A lato di Piazza Baldissera c’è la stazione Dora, ora in disuso, ma anche questa testimonianza di un passato in cui le infrastrutture di mobilità per qualcuno significavano maggiore isolamento. La ferrovia tagliava il centro della circonvallazione; nel 1855 venne aperta la linea per Novara, successivamente per Milano, poi la Torino-Ciriè. Le due linee formavano un triangolo senza ponti o punti di scavalcamento, che chiudeva al proprio interno Borgo Vittoria, isolandolo.
Il pullman prosegue percorrendo via Chiesa della Salute, nel cuore di Borgo Vittoria. Alla fermata Breglio scendono Toni e Roberta, che fortunatamente abitano a pochi minuti a piedi da lì: Toni ha l’ombrello ma Roberta no.
«Borgo Vittoria ha un’anima ancora operaia. C’erano molte fabbriche che sono state chiuse. C’è anche stato il calo demografico. Fatto sta che molti negozi hanno abbassato le saracinesche; anche la scuola che accoglie il MUFANT è stata chiusa. Se vai sul gruppo Facebook di Borgo Vittoria vedi che tanti sono andati via, anche solo in un altro quartiere». Secondo Toni qui non ci sono opportunità per i giovani, mancano spazi di aggregazione.
«Non vorrei affatto spostarmi dalla zona, perché i servizi che ci sono qua non li trovo da nessun’altra parte» gli fa eco Roberta, «i ragazzi dopo la scuola o il lavoro hanno un sacco di attività, c’è chi partecipa, chi no. Per le uscite ricreative rimangono in zona, abbiamo tutto, pochi si fanno un giro in centro». Roberta sente presenti anche le istituzioni sul territorio: «Vorremmo solo una ronda notturna in più, ogni notte ci sono vetrine o macchine rotte; c’è malvivenza, portata dalle case popolari».
«Vorrei che ci fossero meno “sbirri”» sembra rispondere Fabio, un giovanissimo abitante delle palazzine popolari di via Scialoja. O, meglio, così rispondeva alla domanda «che cosa desideri che cambi in via Scialoja?» del giornalista Roberto Pavanello nel corso di un’intervista per un articolo uscito a pag. 43 della Stampa del 5 ottobre 2003.

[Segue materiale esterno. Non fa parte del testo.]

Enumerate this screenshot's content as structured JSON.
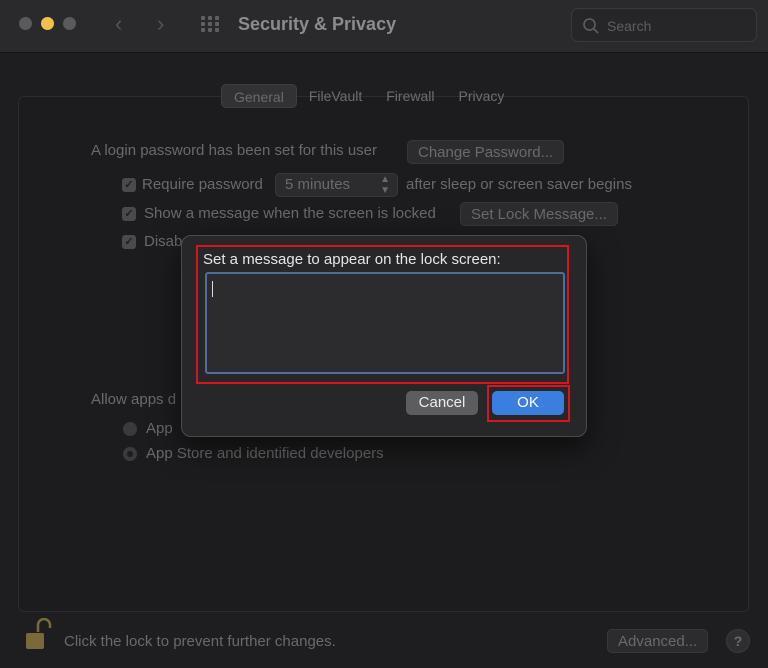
{
  "window": {
    "title": "Security & Privacy"
  },
  "search": {
    "placeholder": "Search"
  },
  "tabs": [
    {
      "label": "General",
      "selected": true
    },
    {
      "label": "FileVault",
      "selected": false
    },
    {
      "label": "Firewall",
      "selected": false
    },
    {
      "label": "Privacy",
      "selected": false
    }
  ],
  "general": {
    "login_text": "A login password has been set for this user",
    "change_password_label": "Change Password...",
    "require_password_label": "Require password",
    "require_password_value": "5 minutes",
    "after_sleep_text": "after sleep or screen saver begins",
    "show_message_label": "Show a message when the screen is locked",
    "set_lock_message_label": "Set Lock Message...",
    "disable_label_partial": "Disab",
    "allow_apps_partial": "Allow apps d",
    "app_store_partial": "App",
    "app_store_identified_label": "App Store and identified developers"
  },
  "footer": {
    "lock_text": "Click the lock to prevent further changes.",
    "advanced_label": "Advanced...",
    "help_label": "?"
  },
  "dialog": {
    "prompt": "Set a message to appear on the lock screen:",
    "message_value": "",
    "cancel_label": "Cancel",
    "ok_label": "OK"
  },
  "colors": {
    "accent": "#3a7fe0",
    "highlight": "#d8141e"
  }
}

«Quella zona, dove c’è il MUFANT, era quasi una zona ghetto, estrema periferia lasciata a sé stessa; negli anni ‘80 ricordo che c’erano molti problemi, soprattutto per i ragazzi», continua Toni.
«La criminalità c’è sempre stata, ho avuto modo di tenere sott’occhio i giornali negli anni. In alcuni periodi magari aumentano certi tipi di piccola criminalità. È che ora si vive di sensazionalismo, fenomeni che ci sono sempre stati vengono amplificati dai media», mi aveva detto Roberto Orlandini del CDS, che ritiene che la sensazione di sicurezza aumenterebbe se ci fosse modo per evitare che le strade siano deserte già alle dieci di sera: «Mancano le occasioni per fare cultura, perché fondamentalmente mancano gli spazi. La delinquenza occupa gli spazi vuoti e di spazi vuoti qui ce ne sono a iosa».
Il pullman si ferma in un piccolo spiazzo tra un complesso abitativo e uno stradone: Via Reiss Romoli.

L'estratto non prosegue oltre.